The standard deviation of a variable x is\[10\]. Then, the standard deviation of \[50{\text{ }} + {\text{ }}5x\] is
1) \[{\mathbf{50}}\]
2) \[{\mathbf{550}}\]
3)\[\;{\mathbf{10}}\]
4) \[{\mathbf{500}}\]

Answer 1

Hint: To determine the value of standard deviation we will use the formula of variance according to which standard deviation is the square root of variance.
We will first take the given standard deviation of the given variable x and calculate its variance. Then with the help of calculated variance, we will determine the variance of \[50{\text{ }} + {\text{ }}5x\]. We will then take the square root of the variance of \[50{\text{ }} + {\text{ }}5x\] and find its standard deviation.

Formula Used:
Variance is given by the formula \[{\sigma ^2} = \frac{1}{n}\sum\limits_i^n {{{({x_i} - \mathop x\limits^\_ )}^2}} \]where xi is the observed value and x̄ is the mean value.

Complete step by step Solution:
Standard deviation for variable x\[ = 10\]
Thus, variance(x) = (standard deviation)$^2$ \[ = {(10)^2} = 100\]
Therefore finding variance \[\left( {50{\text{ }} + {\text{ }}5x} \right)\] and then taking its square root to find the standard deviation.
Thus, variance \[\left( {50{\text{ }} + {\text{ }}5x} \right)\]= variance \[\left( {5x} \right)\]
This is because variance does not depend on a change of origin. This means if we add or subtract a fixed number from data there is no effect on variance. Thus, variance depends on the scaling factor.
If the data is multiplied by a constant, the variance gets multiplied by the square of the constant. Thus,
\[ = {5^2}\;\]variance (x)
\[ = {5^2}\;{10^2}^\;\] (As standard deviation of x variable is given to be\[10\])
Therefore standard deviation of \[50 + 5x\] $ = 5(10)$\[ = {\text{ }}50\]

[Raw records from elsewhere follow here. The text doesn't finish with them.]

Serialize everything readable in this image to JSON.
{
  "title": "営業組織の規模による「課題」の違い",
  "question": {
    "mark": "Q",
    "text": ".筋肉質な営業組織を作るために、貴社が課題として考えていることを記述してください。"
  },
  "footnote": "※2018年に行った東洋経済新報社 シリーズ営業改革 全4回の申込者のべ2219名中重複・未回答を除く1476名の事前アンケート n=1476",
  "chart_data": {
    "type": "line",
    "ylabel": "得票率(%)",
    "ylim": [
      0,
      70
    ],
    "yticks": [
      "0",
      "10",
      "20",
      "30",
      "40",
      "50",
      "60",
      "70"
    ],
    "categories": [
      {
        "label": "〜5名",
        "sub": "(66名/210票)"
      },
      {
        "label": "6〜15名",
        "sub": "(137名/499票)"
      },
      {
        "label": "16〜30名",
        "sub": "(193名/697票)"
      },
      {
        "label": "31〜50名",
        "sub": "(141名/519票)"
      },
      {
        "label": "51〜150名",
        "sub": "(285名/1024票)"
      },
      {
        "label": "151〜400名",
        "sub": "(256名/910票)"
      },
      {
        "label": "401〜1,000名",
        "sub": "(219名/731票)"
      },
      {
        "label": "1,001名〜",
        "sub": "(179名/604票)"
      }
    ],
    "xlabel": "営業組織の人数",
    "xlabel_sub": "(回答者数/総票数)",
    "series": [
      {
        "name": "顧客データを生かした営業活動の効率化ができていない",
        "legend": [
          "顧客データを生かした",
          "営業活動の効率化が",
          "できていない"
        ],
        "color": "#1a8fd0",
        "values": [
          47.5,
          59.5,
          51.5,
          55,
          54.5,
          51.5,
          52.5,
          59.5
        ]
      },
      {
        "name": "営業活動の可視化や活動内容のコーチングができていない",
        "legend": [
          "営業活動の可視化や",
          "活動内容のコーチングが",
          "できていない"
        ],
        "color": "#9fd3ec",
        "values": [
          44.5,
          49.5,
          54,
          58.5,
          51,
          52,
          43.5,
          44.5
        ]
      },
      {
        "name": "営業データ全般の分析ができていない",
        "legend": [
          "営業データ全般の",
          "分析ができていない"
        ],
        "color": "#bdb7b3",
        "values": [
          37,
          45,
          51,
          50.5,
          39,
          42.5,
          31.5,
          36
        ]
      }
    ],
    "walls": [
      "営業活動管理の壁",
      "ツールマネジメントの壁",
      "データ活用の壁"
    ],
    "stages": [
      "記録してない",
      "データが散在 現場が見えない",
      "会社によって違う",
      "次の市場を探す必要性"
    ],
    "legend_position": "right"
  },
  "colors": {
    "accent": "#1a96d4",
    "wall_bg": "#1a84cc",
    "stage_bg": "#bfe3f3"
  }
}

Hence, the correct option is (1).

Note: Standard deviation of \[50 + 5x\] cannot be solved as\[50 + 5\left( {10} \right) = 100\].The first variance is calculated then only the standard deviation is found. Variance can be zero when all data values given are the same. This signifies that there is no dispersion or spread of data. Thus, the observed value is the same as the mean value. There is as such no deviation observed from the mean value.